17 Ağustos 2010 Salı

sıcakkkkk



Ağustos başına kadar Adana'nın söylendiği gibi çok da sıcak ve nemli olmadığını düşünüyordum. 15 gündür insanların nem derken neyi kastettiklerini anladım. Kafamızı balkona bile çıkaramıyoruz. Camı açınca banyonun kapısını açmış gibi sıcak, ıslak, kadifemsi bir buhar yüzünüze yapışıyor. Fin hamamı gibi..evdeki 2 klima 24 saat çalışıyor. Kliamalar sanki hiç dinlenmeye geçmiyor. Hal böyle olunca bir elektrik faturası geldi ki dudağımız uçukladı:530 lira..
Bu nem nasıl dağılacak aklım almıyor. İnşallah afatlı yağmurlar ile olmaz.

Dönüş için geri sayım başladı. İnşallah bayramın 3. günü İzmir'e uçuyoruz. Bebekle uçak yolculuğu deneyimimi dönüşten sonra yazarım inşallah.

Ramazan sabrıyla geldi çok şükür. Tutmasam mı, sütüm azalır mı ? derken gözümü karattım. Allaha şükür iyiyiz azalma yok sütte.Ek gıdalara da alıştık.
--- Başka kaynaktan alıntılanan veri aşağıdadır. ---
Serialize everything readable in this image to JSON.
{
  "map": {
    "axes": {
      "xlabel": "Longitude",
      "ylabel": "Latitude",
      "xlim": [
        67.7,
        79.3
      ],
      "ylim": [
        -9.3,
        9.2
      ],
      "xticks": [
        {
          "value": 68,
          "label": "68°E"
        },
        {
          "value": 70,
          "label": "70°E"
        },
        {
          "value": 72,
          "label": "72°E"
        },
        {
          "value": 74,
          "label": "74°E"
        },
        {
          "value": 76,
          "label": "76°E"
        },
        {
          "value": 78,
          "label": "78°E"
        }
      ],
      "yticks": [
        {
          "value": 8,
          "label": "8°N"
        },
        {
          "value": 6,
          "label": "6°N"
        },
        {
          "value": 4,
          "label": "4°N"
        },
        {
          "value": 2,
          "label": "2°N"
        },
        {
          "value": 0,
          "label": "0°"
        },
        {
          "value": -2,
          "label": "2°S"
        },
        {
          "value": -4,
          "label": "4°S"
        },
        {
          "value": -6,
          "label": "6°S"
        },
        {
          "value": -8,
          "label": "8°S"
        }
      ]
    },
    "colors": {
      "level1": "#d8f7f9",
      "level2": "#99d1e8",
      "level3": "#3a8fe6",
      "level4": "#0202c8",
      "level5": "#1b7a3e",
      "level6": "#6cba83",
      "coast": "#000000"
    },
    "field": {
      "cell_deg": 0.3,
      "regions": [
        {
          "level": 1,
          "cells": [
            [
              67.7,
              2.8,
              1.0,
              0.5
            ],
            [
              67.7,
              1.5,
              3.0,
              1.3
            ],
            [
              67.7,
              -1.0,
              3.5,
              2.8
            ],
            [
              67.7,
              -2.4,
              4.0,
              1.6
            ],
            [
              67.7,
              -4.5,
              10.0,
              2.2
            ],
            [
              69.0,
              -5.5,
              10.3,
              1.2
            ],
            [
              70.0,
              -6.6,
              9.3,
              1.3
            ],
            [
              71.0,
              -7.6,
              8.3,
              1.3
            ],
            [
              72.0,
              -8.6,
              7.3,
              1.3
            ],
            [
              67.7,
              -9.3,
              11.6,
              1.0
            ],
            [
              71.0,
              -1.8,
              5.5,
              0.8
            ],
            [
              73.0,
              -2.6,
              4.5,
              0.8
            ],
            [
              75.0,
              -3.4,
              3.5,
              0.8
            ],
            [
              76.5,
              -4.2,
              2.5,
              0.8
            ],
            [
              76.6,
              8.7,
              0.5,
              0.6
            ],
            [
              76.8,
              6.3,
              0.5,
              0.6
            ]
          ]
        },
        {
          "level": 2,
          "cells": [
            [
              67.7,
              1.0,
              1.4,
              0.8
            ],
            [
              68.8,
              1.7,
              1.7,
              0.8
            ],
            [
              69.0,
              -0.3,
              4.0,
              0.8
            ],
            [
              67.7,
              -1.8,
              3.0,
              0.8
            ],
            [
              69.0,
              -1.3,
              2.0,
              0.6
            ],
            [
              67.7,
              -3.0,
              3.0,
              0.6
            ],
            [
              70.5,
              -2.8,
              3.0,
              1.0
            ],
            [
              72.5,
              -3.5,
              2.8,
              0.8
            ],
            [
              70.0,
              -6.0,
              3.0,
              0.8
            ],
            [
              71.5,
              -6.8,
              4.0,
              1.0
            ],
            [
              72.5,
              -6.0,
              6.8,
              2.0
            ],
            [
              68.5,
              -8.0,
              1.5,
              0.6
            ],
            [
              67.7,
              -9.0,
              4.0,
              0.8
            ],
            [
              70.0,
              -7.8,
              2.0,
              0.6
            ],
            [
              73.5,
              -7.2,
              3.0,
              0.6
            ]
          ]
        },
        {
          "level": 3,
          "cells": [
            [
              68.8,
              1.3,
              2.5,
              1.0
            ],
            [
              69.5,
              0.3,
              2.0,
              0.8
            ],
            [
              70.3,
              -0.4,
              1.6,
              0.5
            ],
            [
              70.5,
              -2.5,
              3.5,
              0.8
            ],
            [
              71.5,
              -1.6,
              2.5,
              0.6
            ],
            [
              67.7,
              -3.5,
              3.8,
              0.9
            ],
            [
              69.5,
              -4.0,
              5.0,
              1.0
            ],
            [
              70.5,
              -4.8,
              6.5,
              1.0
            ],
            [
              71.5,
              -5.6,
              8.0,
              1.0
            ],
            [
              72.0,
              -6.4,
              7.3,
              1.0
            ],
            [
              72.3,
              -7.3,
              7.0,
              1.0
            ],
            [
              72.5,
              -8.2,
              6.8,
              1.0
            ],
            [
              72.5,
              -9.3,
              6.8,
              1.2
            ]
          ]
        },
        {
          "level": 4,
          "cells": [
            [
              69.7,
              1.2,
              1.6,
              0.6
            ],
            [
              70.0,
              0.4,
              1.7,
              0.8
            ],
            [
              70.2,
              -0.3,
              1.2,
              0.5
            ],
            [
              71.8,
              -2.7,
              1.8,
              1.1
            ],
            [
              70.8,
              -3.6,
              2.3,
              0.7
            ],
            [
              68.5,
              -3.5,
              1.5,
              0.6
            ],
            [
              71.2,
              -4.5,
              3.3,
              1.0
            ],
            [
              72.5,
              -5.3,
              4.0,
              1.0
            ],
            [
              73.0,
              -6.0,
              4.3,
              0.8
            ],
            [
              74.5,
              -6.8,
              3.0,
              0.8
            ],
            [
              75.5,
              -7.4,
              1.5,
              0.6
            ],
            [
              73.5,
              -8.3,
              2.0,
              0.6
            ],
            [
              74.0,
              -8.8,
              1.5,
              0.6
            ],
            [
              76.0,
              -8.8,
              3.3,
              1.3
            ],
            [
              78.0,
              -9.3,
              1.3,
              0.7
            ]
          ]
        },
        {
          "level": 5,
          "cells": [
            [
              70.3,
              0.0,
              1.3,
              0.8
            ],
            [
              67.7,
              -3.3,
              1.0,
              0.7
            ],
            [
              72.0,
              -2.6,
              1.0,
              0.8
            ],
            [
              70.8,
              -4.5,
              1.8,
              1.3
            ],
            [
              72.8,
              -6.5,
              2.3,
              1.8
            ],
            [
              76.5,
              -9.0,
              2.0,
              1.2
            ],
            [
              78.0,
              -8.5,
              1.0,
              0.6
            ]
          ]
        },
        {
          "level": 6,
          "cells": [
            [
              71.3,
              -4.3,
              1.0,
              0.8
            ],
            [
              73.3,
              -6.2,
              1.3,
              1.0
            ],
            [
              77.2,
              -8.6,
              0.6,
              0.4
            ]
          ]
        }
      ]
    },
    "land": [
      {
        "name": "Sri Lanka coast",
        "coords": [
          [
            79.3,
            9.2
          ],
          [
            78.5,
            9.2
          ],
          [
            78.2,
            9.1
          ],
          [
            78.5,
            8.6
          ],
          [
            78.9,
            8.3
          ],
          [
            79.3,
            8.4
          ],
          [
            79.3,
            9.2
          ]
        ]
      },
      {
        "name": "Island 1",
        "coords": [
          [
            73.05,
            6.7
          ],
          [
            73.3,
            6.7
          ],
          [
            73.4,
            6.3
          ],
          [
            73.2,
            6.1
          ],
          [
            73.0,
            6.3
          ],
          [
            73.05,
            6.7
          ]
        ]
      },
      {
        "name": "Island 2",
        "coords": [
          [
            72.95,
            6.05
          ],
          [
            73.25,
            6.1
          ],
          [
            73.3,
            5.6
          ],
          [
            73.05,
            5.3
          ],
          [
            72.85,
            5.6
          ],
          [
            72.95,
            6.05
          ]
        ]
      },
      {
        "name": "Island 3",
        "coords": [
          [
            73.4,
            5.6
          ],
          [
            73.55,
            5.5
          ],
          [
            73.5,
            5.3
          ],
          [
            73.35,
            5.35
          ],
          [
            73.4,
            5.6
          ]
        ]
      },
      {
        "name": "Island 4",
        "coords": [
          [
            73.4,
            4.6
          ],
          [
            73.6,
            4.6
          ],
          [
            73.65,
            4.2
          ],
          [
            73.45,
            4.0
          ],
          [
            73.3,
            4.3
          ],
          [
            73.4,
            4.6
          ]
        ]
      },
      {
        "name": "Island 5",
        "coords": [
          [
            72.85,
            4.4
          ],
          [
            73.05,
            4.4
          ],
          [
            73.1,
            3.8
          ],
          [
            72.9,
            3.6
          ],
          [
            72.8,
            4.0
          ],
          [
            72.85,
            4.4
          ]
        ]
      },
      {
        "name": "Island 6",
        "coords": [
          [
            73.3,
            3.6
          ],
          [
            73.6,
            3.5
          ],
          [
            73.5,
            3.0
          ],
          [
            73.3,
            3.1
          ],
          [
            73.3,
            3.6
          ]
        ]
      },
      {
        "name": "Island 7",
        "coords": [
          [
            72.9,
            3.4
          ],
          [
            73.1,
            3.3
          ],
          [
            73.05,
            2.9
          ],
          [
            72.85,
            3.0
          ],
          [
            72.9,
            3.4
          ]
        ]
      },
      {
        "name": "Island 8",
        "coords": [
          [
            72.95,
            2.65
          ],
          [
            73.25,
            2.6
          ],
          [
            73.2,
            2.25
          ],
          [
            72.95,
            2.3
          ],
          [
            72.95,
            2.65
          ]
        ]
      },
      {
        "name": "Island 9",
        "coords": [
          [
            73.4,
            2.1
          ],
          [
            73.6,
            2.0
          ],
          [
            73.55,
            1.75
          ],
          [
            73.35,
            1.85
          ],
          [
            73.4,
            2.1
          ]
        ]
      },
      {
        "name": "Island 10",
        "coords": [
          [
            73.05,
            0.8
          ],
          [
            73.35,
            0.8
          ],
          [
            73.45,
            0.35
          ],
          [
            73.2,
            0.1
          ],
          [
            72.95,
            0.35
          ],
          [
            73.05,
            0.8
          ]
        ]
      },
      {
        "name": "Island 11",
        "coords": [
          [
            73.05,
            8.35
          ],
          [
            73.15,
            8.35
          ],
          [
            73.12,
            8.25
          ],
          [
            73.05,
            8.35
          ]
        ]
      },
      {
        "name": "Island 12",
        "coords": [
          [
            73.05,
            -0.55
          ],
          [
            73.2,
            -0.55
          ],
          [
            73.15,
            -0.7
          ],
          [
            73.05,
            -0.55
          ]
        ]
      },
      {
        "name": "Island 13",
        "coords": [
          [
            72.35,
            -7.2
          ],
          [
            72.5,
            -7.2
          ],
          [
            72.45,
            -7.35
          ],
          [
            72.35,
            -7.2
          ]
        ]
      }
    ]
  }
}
Sabahları kahvaltı mamamız : Çok az süte 4 adet bebek bisküvisi, 2 kaşık labne peyniri, iyi haşlanmış bir yumurta sarısı. Günde iki öğün meyve püremiz: şeftali, muz, elma ve bir de karpuz suyumuz var. Yoğurdu sevmedi oğlum. Evde mayaladım, değişik markaları denedim, hatta içine azıcık reçel bile koydum, faydası yok. Damak tadına saygı duymak zorundayız çaresiz.

Adana en çok kızlara yaradı.Kızlarım yaz boyu yüzmeye gittiler. AYAS(Adana yüzme atlama spor klübü)ne devam ettiler. Büyük kızım yüzme biliyordu, ama boğulmayacak kadar. Şimdi pek güzel stilli yüzüyor. Küçüğüm havuza bile atlamaya korkuyordu. Balıklama atlamayı öğrenmiş, severek ,istiyerek yüzüyor.

bir dönemin sonuna geliyoruz. Bizim için çok farklı bir yaz oldu. Çocuklarımla doya doya vakit geçirdim. Ama işimi de, İzmir'i de ,ailemi, arkadaşlarımı da çok özledim.